St. Andrews:
The Royal and Ancient Home of Golf

When I think about the places that gave birth to our most beloved sports (the Massachusetts YMCA where James Naismith created basketball, or the eponymous town of Rugby in Warkwickshire, England), few resonate as strongly as St. Andrews—and specifically The Royal and Ancient Golf Club, the birth place of golf.

Centuries after birthing the game, St. Andrews remains a quaint little town on the coast of Fife, the links occupying almost as much space as the rest of the village. To this day the links are owned by the villagers, including those attending the third-oldest university in the English-speaking world.

St. Andrews is a town where the land meets the sea, the town meets the gown and golf pervades.

And just as this is a place where the land meets the sea and the town meets the gown, one can’t help but feel that in St. Andrews, golf merges with the people, the community and the culture, to make up the very essence of this place. You can hardly tell where the course ends and the town begins, because for all intents and purposes, they’re one and the same.

Though this is the original approach to golf, today it seems almost refreshing, as so many courses have become fenced-in oases, designed to provide a reprieve from the world around you rather than an introduction to it. It’s a stark contrast to the golf courses I grew up with in Georgia, the private grounds of which were carefully cultivated to make you forget about the strip malls and Hooters restaurant down the street.

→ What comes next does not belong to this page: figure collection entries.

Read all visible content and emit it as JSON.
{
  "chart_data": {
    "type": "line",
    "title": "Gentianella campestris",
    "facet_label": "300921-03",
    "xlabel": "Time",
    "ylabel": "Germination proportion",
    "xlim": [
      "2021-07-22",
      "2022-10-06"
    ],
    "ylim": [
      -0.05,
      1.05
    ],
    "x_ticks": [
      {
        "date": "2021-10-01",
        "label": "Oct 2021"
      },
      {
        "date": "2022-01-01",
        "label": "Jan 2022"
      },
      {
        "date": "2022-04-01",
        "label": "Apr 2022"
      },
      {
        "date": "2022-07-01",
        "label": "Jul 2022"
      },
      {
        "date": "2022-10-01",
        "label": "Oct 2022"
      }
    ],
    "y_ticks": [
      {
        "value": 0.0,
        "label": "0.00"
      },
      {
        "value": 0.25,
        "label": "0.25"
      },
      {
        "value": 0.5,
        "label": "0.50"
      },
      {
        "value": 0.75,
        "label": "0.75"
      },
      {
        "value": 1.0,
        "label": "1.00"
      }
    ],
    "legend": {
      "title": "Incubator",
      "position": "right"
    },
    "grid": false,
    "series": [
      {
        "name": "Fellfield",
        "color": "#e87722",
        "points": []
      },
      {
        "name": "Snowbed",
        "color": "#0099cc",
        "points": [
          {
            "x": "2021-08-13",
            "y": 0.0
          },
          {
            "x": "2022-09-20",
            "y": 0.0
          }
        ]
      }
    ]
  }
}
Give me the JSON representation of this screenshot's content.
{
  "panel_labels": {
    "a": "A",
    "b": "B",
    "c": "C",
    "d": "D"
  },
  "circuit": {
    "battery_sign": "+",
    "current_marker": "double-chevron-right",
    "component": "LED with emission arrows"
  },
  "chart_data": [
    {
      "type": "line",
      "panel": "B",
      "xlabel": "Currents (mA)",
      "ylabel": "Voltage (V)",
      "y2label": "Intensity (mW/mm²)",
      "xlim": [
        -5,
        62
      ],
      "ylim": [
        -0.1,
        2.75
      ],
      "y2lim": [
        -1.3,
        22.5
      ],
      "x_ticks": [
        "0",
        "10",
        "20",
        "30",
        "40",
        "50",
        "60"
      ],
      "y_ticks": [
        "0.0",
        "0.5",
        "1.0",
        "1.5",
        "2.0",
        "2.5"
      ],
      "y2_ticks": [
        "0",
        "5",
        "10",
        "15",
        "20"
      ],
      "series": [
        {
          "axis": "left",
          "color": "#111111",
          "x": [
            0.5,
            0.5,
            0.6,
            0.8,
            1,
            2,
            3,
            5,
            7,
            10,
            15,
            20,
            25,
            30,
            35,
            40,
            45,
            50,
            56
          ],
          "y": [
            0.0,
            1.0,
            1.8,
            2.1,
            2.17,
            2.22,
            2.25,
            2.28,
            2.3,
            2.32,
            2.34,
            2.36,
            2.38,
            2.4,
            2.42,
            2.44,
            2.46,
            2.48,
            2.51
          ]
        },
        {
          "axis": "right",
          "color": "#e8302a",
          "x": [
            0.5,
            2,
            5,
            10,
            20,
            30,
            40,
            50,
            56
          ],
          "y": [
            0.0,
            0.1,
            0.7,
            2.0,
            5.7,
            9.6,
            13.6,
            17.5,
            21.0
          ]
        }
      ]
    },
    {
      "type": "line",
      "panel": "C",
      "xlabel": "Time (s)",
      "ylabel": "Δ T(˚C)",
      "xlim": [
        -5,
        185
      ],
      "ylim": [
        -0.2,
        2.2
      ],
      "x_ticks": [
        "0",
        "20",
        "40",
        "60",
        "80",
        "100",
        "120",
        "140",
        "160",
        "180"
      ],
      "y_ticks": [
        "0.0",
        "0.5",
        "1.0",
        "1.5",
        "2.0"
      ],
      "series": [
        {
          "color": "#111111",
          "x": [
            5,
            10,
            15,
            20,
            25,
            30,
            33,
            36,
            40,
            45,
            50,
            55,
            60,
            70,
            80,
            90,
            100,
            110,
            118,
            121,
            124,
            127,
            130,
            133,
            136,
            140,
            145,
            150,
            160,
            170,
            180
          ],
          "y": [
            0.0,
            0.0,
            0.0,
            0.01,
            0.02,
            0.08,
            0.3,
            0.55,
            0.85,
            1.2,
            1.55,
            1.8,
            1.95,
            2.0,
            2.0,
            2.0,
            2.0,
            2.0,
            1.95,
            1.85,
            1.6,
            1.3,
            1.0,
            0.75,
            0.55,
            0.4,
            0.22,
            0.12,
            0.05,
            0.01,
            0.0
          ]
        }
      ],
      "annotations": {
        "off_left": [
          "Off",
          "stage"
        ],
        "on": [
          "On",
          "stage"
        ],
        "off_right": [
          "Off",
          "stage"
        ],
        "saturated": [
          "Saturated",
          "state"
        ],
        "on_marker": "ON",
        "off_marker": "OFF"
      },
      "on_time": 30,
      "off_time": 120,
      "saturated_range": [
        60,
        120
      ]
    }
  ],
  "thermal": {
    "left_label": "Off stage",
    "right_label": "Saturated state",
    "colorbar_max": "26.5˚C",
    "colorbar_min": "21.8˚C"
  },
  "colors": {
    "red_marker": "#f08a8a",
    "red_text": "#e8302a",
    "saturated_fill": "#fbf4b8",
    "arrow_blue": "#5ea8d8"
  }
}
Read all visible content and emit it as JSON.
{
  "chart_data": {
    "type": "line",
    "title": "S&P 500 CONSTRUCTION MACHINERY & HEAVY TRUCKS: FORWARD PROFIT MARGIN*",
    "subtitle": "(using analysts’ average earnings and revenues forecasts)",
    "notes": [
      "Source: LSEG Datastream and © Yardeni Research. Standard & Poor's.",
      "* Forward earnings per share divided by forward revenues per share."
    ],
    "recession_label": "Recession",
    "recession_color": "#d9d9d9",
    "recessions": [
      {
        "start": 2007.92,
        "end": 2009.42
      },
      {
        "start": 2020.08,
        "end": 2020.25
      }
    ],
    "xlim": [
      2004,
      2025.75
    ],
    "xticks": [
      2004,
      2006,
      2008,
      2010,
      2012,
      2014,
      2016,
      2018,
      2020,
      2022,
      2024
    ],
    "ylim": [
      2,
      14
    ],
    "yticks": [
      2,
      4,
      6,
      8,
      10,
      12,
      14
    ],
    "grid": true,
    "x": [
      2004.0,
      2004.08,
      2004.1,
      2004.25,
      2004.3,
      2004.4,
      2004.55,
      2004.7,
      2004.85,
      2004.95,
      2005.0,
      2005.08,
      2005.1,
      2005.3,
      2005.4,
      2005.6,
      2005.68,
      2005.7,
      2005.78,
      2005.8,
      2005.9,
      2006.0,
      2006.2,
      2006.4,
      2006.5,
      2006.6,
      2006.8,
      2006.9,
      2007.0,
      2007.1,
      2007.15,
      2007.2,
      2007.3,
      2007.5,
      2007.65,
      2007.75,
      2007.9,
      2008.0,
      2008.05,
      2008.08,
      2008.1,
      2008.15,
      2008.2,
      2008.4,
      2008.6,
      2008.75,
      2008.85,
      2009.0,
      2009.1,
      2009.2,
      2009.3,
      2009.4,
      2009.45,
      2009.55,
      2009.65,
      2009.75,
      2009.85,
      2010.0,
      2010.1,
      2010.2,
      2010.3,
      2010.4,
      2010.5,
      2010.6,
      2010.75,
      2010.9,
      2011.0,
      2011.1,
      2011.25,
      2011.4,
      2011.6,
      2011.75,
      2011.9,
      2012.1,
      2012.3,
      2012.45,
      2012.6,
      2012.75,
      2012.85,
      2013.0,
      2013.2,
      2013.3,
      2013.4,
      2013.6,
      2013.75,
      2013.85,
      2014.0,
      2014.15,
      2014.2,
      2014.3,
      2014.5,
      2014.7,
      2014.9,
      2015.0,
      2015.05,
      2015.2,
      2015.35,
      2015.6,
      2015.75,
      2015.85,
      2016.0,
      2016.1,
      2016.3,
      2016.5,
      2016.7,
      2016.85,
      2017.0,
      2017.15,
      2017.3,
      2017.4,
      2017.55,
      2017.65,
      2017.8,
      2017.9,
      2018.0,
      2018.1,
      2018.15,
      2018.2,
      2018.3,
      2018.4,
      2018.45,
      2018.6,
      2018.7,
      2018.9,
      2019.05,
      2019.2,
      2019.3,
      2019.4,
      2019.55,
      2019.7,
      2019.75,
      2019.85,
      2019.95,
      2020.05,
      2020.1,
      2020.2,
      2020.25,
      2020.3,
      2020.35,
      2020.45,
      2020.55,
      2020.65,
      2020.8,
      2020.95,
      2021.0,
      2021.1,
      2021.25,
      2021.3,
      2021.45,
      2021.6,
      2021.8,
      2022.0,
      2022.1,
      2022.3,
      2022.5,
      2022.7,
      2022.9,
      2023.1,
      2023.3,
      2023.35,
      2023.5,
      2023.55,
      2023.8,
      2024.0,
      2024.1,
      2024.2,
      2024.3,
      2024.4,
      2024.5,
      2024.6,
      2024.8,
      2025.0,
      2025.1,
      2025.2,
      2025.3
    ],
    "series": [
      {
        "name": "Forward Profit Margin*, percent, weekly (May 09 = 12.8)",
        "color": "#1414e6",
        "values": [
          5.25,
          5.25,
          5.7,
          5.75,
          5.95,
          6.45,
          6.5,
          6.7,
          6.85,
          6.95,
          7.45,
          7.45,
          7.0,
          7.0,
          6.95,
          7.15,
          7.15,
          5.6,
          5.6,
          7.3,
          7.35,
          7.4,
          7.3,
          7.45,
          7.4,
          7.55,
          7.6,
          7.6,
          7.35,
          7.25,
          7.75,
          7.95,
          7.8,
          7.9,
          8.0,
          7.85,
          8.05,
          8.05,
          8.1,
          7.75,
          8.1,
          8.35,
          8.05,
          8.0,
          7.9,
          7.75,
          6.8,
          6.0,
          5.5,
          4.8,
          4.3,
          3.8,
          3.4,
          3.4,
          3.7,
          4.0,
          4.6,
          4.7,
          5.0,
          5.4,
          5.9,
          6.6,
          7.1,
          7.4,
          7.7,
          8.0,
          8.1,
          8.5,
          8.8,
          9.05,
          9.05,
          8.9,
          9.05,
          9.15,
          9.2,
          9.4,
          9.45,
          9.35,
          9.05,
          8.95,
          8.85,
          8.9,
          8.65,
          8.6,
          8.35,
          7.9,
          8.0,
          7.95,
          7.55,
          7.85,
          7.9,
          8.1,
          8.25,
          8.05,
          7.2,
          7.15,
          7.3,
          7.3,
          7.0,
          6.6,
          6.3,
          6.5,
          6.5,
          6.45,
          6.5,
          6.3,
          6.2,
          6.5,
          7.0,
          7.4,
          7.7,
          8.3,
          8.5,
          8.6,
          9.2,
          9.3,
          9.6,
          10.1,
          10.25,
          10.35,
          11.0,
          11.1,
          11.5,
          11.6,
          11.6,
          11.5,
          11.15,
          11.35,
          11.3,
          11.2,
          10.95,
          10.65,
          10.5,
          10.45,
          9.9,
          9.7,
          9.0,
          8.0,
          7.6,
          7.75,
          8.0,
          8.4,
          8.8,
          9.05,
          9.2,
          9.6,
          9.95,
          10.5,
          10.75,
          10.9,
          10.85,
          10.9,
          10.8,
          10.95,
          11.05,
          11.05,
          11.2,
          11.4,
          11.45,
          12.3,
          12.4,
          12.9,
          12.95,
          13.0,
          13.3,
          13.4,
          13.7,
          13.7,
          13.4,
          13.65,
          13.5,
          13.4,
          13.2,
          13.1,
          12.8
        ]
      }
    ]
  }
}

Bobby Jones at The Open Championship in St. Andrews, 1927
Bobby Jones at The Open Championship in St. Andrews, 1927

And speaking of my roots, as a good Georgia boy I can’t think of St. Andrews without recalling the great Bobby Jones’ love/hate relationship with this place. In 1921, his youthful spirit summarily broken by The Old Course’s punishingly deep bunkers, aggressive ocean winds and unforgiving rough, Jones walked away just 11 holes into his third round and proceeded to tear up his score card, fussing like a spoiled child that it was all so unfair. Six years later, a more mature Jones not only returned to The Old Course, but captured The Open. Having become enamored with both the course and the town, he paid homage to St. Andrews when he asked that his trophy remain at The Royal and Ancient rather than return home with him.

With that story in mind, I always get excited when The Open (now often called The British Open to distinguish it from its U.S. counterpart) returns to its rightful home at St. Andrews, as it will this year between July 12th and 19th. Golf is always a struggle to balance the internal with the external, but at St. Andrews, a few more variables are introduced into the mix: not just the winds coming in off the water and the famously rough terrain, but the ghosts of golf’s greats, who have fought and clawed their way across this course for centuries.

Each round of golf I play reminds me of Jones’ journey from frustrated novice to Open champion: I struggle, I fight, I (occasionally) complain, but on my best days I learn to embrace and surrender myself to my surroundings. I think the Buddha would enjoy this game and this place; it reminds me in some strange way of all the pilgrimage sites I would pass while biking in Myanmar and Thailand, places that monks would walk for days to reach, and in the walking, count out their patience—almost as if they were marking their strokes on a scorecard. I could go on and on.

Maybe the nearly transcendent feeling this place conveys is merely a fluke of scheduling – like a comet raining down from the heavens, The Open only returns to St. Andrews about every five years or so – but when golf’s most hallowed tournament returns to its ancestral home, I feel a chill run up my spine.

Of course, that could just be the ocean breeze rolling in over 18.